Le juge Régimbald a rejeté la demande de contrôle judiciaire. La Cour a confirmé que : (1) l’équité procédurale n’a pas été violée, car la LEP exposait clairement les préoccupations de l’agent; (2) la décision de l’agent était raisonnable et fondée sur une analyse cohérente.

Sur le fond, la Cour a jugé que le demandeur avait bel et bien commis une fausse déclaration par omission en ne divulguant pas les détails essentiels de son arrestation pour possession d’un VRT contrefait, et ce, malgré sa mention générale de la détention en Thaïlande.

Motifs principaux

L’obligation de transparence intégrale. Le jugement réaffirme un principe fondamental du droit de l’immigration canadien : les demandeurs doivent fournir des « renseignements les plus exacts » et « complets, fidèles et véridiques ». Cette obligation ne peut être satisfaite par une divulgation partielle ou vague.

L’importance matérielle de l’omission. La Cour souligne que la fausse déclaration n’a pas besoin d’être « décisive ou déterminante » pour être importante. Il suffit qu’elle « ait une incidence sur le processus » et « ait pu entraîner une erreur dans l’application de la LIPR ». Or, l’arrestation pour possession d’un faux document est clairement un fait matériel.

L’absence d’intention n’est pas une défense. Contrairement au droit criminel, l’article 40 de la LIPR n’exige pas que la fausse déclaration soit intentionnelle. Le silence ou l’omission suffit.

Le poids du demandeur, non de l’agent. La Cour rejette l’argument selon lequel l’agent aurait dû enquêter davantage. C’est au demandeur de fournir les renseignements complets; ce n’est pas à l’agent de mener une enquête inquisitoire.

L’insuffisance de la réponse tardive. Le simple dépôt de documents en réponse à une LEP, sans explication écrite substantielle, ne cure pas une omission initiale importante. L’agent pouvait raisonnablement conclure que les documents présentés ne répondaient pas à sa préoccupation fondamentale : comprendre pourquoi le demandeur portait un VRT contrefait.

Portée et implications pratiques

Cette décision a plusieurs répercussions majeures pour les praticiens en droit de l’immigration :

1. Conseiller en complétude. Les demandeurs doivent être conseillés de divulguer tous les détails matériels dans le formulaire de demande initial, pas seulement les faits généraux. Une mention vague suffit rarement.

2. L’importance de la lettre explicative. Lorsqu’une LEP est reçue, une réponse écrite claire et détaillée du demandeur est essentielle. Se fier uniquement à des documents sans explication peut être inefficace.

3. Antécédents criminel à l’étranger. Les interactions avec la police ou les tribunaux étrangers, même si elles semblent mineures ou résultant d’une arnaque, doivent être divulguées exhaustivement. Les agents accordent un poids considérable à ces informations.

4. Standard de déraisonnabilité élevé. Cette affaire démontre que les tribunaux accordent une déférence considérable aux agents d’immigration sur des questions factuelles. Pour réussir un contrôle judiciaire, il faut démontrer une incohérence manifeste ou un mépris flagrant des éléments de preuve.

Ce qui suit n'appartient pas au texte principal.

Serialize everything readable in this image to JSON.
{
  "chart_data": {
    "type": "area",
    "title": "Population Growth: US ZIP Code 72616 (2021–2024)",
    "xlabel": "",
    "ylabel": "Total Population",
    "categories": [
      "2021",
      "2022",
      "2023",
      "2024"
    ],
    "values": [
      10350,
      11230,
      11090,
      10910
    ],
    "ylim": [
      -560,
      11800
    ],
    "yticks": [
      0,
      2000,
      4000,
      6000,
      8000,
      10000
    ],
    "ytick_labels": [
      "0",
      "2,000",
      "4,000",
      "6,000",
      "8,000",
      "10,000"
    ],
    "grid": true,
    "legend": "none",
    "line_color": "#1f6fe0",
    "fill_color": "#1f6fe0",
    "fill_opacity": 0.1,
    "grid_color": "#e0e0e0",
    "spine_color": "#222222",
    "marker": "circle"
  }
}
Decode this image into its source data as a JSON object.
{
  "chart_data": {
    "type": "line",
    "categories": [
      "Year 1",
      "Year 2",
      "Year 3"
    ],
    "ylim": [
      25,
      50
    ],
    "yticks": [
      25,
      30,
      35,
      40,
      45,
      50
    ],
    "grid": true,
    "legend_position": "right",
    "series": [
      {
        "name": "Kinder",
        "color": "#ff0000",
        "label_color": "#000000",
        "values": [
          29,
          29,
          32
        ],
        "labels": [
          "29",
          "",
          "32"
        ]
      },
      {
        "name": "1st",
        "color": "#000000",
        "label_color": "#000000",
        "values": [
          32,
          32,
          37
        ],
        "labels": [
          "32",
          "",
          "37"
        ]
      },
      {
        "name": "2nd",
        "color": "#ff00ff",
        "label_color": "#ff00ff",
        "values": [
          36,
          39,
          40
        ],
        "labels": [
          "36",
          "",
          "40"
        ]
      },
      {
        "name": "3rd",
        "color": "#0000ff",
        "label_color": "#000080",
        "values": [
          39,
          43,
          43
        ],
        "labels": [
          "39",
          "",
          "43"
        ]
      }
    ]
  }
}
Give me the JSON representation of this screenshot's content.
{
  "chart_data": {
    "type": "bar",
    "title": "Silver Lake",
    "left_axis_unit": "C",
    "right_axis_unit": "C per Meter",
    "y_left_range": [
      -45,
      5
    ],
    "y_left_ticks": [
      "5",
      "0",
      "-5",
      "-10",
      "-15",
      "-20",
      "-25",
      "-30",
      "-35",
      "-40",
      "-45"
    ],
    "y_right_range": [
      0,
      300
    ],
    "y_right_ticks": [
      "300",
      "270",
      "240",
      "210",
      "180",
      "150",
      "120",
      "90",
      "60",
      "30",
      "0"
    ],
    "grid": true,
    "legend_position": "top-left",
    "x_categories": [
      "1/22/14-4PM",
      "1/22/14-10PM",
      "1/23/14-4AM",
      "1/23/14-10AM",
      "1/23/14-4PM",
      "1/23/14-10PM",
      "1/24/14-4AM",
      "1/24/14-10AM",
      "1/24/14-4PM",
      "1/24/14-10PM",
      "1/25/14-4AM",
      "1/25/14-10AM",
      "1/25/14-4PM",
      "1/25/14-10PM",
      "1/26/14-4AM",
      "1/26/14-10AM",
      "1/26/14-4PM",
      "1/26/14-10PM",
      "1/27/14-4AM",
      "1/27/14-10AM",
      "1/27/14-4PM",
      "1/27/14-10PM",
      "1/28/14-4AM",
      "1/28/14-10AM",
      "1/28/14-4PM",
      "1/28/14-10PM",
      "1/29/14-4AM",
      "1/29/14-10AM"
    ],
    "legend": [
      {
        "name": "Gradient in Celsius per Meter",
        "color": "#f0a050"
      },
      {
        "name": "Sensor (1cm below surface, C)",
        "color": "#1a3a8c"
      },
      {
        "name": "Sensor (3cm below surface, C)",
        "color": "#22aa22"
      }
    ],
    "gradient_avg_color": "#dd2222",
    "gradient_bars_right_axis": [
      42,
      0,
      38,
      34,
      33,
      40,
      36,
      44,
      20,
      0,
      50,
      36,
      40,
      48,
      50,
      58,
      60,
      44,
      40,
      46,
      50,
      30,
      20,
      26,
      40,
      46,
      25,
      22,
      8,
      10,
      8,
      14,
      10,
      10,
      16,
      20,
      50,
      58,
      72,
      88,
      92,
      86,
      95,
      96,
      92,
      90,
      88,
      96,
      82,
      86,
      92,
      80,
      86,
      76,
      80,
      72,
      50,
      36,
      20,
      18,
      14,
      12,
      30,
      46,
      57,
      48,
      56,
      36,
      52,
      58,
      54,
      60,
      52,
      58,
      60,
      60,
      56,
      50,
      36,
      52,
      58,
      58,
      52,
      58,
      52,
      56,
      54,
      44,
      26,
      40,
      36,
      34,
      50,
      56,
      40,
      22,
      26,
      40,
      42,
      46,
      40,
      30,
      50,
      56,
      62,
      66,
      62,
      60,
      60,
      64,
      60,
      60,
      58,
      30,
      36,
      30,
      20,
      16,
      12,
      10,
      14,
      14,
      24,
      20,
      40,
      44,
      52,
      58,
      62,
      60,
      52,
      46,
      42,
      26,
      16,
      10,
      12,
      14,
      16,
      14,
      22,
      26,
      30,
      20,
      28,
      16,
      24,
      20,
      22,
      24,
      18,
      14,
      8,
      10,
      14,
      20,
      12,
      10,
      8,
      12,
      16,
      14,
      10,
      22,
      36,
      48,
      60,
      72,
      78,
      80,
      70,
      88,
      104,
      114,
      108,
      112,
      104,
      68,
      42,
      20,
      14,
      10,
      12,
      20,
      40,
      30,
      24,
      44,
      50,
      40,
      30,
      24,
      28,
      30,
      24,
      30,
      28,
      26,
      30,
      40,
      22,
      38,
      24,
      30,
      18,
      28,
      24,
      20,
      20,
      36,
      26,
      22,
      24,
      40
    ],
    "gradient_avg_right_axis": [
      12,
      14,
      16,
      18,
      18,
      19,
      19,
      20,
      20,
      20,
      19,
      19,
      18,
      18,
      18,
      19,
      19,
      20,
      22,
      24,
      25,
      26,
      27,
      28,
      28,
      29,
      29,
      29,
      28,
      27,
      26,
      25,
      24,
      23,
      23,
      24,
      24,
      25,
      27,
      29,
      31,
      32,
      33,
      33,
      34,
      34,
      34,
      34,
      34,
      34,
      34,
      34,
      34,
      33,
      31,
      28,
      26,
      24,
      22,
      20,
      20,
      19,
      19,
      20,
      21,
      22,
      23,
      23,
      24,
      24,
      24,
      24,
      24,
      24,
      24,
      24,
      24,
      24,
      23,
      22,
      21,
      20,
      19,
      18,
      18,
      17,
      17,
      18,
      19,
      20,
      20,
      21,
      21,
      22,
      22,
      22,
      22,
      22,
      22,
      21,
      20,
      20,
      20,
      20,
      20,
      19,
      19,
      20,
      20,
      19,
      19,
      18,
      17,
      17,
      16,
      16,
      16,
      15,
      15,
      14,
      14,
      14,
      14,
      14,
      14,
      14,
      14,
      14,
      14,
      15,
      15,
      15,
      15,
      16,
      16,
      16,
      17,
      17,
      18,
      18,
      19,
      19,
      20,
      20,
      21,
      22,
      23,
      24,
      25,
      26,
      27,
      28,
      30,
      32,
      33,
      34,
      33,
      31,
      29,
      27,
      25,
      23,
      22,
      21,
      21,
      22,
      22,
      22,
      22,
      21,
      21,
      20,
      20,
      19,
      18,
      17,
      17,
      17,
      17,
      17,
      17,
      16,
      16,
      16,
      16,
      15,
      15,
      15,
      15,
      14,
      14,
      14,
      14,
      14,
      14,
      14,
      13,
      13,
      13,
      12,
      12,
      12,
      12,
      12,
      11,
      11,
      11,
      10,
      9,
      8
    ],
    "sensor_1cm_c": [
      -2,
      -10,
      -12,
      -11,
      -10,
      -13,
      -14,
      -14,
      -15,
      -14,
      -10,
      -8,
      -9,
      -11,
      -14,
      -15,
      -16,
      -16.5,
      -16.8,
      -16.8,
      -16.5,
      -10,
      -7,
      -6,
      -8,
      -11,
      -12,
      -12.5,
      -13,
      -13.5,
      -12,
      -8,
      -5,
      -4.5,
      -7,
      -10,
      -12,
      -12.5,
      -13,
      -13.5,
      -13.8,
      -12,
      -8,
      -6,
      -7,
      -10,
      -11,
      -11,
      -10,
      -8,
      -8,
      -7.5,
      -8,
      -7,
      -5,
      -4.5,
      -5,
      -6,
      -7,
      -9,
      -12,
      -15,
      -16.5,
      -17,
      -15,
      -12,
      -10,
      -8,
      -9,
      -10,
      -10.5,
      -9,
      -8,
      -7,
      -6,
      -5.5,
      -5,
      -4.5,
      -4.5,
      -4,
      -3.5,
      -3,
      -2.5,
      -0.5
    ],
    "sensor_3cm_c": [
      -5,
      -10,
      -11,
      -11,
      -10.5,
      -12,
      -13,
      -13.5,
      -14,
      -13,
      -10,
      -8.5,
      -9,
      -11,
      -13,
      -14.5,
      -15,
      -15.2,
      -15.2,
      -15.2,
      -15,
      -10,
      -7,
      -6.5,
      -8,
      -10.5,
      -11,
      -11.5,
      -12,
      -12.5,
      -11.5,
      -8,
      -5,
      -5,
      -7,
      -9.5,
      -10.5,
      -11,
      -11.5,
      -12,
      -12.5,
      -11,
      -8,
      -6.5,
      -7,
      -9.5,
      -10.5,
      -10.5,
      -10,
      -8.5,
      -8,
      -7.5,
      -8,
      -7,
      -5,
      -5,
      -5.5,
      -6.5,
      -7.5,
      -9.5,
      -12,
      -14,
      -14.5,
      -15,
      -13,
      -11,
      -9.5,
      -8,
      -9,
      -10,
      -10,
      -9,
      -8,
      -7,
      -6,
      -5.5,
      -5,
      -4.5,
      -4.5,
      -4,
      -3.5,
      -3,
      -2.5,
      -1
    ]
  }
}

5. Doctrine du « wheeling in ». La possession et l’utilisation intentionnelle de documents frauduleux constituent une question grave qui engage potentiellement la responsabilité criminelle sous l’article 368 du Code criminel. Les agents examineront minutieusement ces situations.

En somme, Singh renforce l’applicabilité stricte de l’article 40 de la LIPR et rappelle aux demandeurs que l’intégrité du processus repose sur leur obligation de divulgation complète, dès la première demande.